She was untamed and wild.
Freedom in flesh with life within life of life, nonsense embodied in curves of the ocean salt water for blood and who says that blood is thicker than water for they are most assuredly…wrong the waves in her hair
She is untamed and wild. For there are no past tenses anymore he sees. And it seems to him that she will always be.
Her heart though, does not belong to the sea. It doesn't pulse with the tide. It doesn't ache with the moon.

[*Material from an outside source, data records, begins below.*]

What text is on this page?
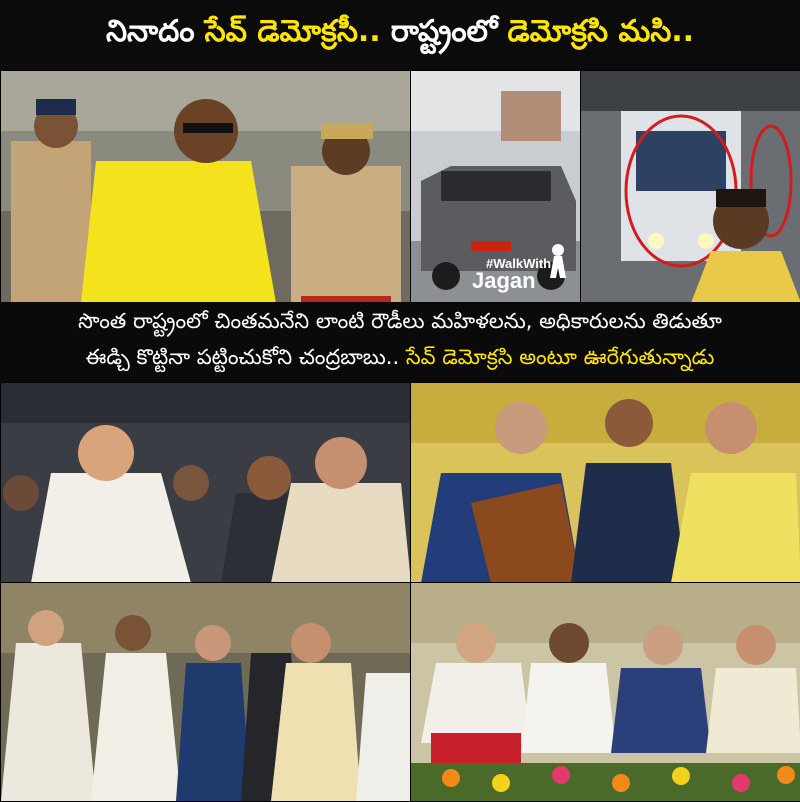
నినాదం సేవ్ డెమోక్రసీ.. రాష్ట్రంలో డెమోక్రసి మసి..
#WalkWith
Jagan
సొంత రాష్ట్రంలో చింతమనేని లాంటి రౌడీలు మహిళలను, అధికారులను తిడుతూ
ఈడ్చి కొట్టినా పట్టించుకోని చంద్రబాబు.. సేవ్ డెమోక్రసి అంటూ ఊరేగుతున్నాడు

Her heart belongs to the shipswavesrumthievescouragemiscreantslustpiratesand he doubts she'll ever get it back. It can break. It can shatter. It can be moved by goldandsilverandtreasure. But like he always says. Not all treasure is silver and gold. Nor is it paper or fabric or clothing or people. Her treasure is freedom. Herself.
And it is because of that, he wonders, why he ever thought that he could have her.
Truly, he thinks, that he'd have liked to say that he would have only needed a small part of her. Just a touch. But he knows that he's greedy and would have killed himself to get all of her. Everything. Freedom in flesh.
For that is what she really is. Freedom.
And like the greedy man he is, he thought he could have her. And hold her. And love her. But really, freedom cannot be held. For then it becomes imprisonment and he knows that that would have killed her.
For a brief moment, a lapse in time, a strange turntwist of events, he thought he might have held for. Felt her warm skin in his arms. Ran a hand along her golden locks. Stroked the downy feathers of the swan. But being birdsofafeather, he really should have known better.
Of course, he mused, that brief lapse and twisty turn of fate was in part due to another man. He thought he had already held her. He had been confident in her love and nigh egotistical of his place in her heart. But the heart of a pirate is shared lightly and she is the sea and therefore quickly snatched it back from his hands when the tide receded.
So when she had thrown herself into his arms, he had been smug, that he had won the sea from the land. But the sea cannot be won by anything, he reminds himself, it cannot be held, nor kept, nor sealed or put in a cage, no matter how gilded and that is why she left. And he comforts himself with that thought; she leaves everyone.
So he watches the sea run away with golden curls and downy feathers and smiles because in the end, he knows that the sea will always return to him for the even freedom in flesh cannot resist its own heart and because as he said, water is thicker than blood, and he too has salt water running through his veins and seaweed in his hair.